- Directed by: David Rocksavage
- Written by: David Rocksavage
- Screenplay by: Margaret Glover David Rocksavage
- Produced by: Nick O'Hagan
- Starring: Jean Simmons James Wilby Ophelia Lovibond Jamie Dornan
- Music by: Richard Chester
- Release date: 5 June 2009;
- Running time: 81 minutes
- Country: United Kingdom
- Language: English

= Shadows in the Sun (2009 film) =

Shadows in the Sun is a 2009 British independent film directed by David Rocksavage and starring James Wilby, Jean Simmons, Jamie Dornan and Ophelia Lovibond.

==Plot==
A mysterious stranger brings together a family that has lost its way.

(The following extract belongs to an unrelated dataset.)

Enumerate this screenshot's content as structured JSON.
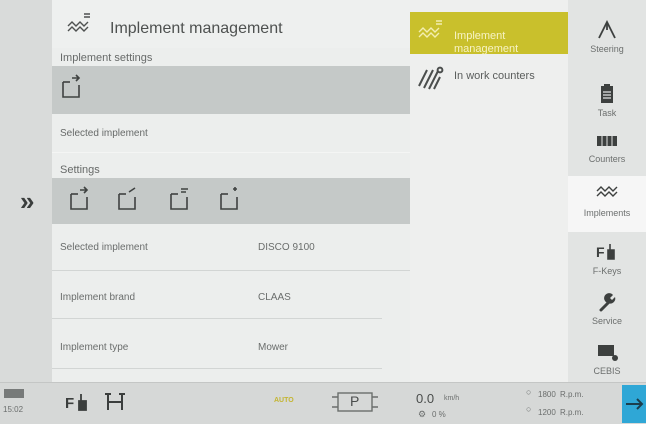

Hannah (Jean Simmons) is suffering from a chronic illness, smoking cannabis for respite, and has formed an unlikely friendship with a much younger man, Joe (Jamie Dornan). She lives perfectly happily with her poetry, garden and friend Joe but when Hannah's son Robert (James Wilby) arrives with his teenage daughter Kate (Ophelia Lovibond) and younger son, Sam (Toby Marlow), he is discomfited by his mother's arrangements.

==Production==
Set in the coastal region of north Norfolk the film saw the return of Jean Simmons to the screen after a decade away. It was her last film. The film is set in the 1960s and made use of locations at Walsingham, Holkham and Brancaster.

Poetry extracts heard in the film include The Rubaiyat of Omar Khayyam from a translation by Edward FitzGerald, The Character of a Happy Life by Henry Wotton, W. B. Yeats, When You Are Old, and Variations by Conrad Aiken.